How does one stay problem-focused?

How does one learn? Outlined below are a few steps:

  • First, thank them: When you receive inputs like these, be thankful for the inputs. Let your stakeholders know that you appreciate their interest in improving the product.
  • De-couple the problem from the solution: “You’re suggesting XYZ. And we know it’s a problem because…” “What convinced you that this was a problem? What makes it clear to you that this problem needs to be tackled?” Don’t prematurely affirm this to be the main problem. You are only mining for signals from this conversation.
  • Confirm this from your data: Treat these requests as a lagging indicator of your product. Your metrics and KPIs should guide you to build features. If someone is complaining about a login form, your metrics should reflect this as a friction point well in advance.
  • Record these inputs: Maintain a backlog of all the inbound requests you receive to get a gut feel of how many folks are asking for this. It would give you more data to confirm the size/value/urgency of the problem.
  • Frame the problem (together as a team): Don’t shoulder the burden of framing the problem yourself. Involve your team.
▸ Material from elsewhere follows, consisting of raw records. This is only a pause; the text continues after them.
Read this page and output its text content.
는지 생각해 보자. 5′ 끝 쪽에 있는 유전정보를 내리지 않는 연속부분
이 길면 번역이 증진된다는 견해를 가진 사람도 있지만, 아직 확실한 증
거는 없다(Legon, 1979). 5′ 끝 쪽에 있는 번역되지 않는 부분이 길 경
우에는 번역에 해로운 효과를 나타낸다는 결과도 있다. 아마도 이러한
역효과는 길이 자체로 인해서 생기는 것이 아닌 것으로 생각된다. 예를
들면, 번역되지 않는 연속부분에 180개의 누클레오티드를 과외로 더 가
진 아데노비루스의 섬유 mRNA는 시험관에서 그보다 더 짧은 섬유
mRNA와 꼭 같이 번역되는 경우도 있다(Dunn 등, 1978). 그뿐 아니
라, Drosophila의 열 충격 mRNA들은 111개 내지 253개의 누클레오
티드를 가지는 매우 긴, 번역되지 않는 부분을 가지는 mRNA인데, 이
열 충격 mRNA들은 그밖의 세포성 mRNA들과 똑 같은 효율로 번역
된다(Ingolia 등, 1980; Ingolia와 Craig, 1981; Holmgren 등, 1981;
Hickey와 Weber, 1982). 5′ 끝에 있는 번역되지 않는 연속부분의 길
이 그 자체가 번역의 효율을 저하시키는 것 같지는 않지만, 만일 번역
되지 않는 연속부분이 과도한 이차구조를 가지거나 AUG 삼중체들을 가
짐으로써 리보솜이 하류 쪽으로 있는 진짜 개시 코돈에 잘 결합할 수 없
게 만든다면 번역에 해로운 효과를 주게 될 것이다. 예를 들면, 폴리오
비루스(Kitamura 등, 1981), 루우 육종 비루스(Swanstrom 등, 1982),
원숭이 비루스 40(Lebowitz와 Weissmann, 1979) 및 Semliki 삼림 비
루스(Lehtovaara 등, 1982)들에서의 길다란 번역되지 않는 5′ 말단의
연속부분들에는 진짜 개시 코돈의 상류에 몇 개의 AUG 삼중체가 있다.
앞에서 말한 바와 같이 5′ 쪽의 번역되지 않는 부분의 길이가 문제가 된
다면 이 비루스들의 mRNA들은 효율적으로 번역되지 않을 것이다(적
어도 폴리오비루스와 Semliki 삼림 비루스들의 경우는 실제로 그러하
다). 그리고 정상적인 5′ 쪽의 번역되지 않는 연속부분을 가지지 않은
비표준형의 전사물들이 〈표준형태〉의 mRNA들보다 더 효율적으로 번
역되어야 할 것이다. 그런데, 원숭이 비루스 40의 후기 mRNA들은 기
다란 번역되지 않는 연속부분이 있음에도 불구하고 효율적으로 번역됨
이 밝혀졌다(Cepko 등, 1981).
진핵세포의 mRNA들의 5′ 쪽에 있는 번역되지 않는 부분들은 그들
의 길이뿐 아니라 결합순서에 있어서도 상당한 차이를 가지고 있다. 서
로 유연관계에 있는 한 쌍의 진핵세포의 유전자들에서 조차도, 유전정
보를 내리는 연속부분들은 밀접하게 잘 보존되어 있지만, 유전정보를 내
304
The good folks from your dev, design, support, and documentation teams bring diverse opinions, perspectives, experience, and expertise.

    • What is the qualitative and quantitative evidence we have about this problem?
    • What gaps do we have in our evidence?
    • Is this a point problem?
    • Are we looking at it too narrowly?
    • Are we solving for only a specific segment of users?
    • Is it a frequent problem?
    • Is it an expensive problem?
    • Can we broaden our view of the problem?
    • What are our assumptions about the problem?
    • What alternate solutions exist?
    • What are their trade-offs?
    • What can we build that will maximize value for our customers?
    • What outcomes will each of these solutions yield?
    • How does this align with our team/company’s goals/mission?
  • Involve the initial stakeholders: Don’t assume that you have thought things through completely. What if there’s an unknown variable that you hadn’t accounted for? Business folks may not be great at defining end-solutions, but their inputs are valuable in shaping them.
  • Visualizing other dimensions of the problem and your solution: This will uncover latent aspects of the problem. If we built this in this manner, what are the dependencies? What technical challenges can we expect? What will it cost us to solve this problem? How will we know we have solved this? Is there a way we can quantify it?
  • Refine and rank: You have now decided what to build and how to build. How long will it take to build? Based on your situation, also decide when to build it (either in the next immediate sprint or at a future time).
  • Close the loop: Align your stakeholders (the ones who shared the initial ideas). If necessary, let them know what you went through as a team and what was finally decided.

In the end, it will be a subjective call with many trade-offs. Even after you have shaped the problem, at best, you have a set of hypotheses to work off of. You could frame your hypotheses in this manner:

We are going to do...
Because we see the problem of...
We know it’s a problem because...
If we don’t fix it, we’ll see...
We’ll know we’ve fixed it when we get...

In Conclusion:

When faced with situations like these, it is important not to feel pressured to rush to solutions. View the inputs offered as an intervention. View them as a gift in the form of an opportunity to better explore the problem space as a team.

Collaboration within product teams in problem discovery isn’t as natural as I put it. It takes a lot of time and effort to flesh out these conversations and align different stakeholders. And to make it more challenging:

Today’s solutions are only temporary.
Products evolve. Problem spaces evolve.
New ways of doing the same things more efficiently emerge.

Given these challenges, it is a miracle how software teams get anything done.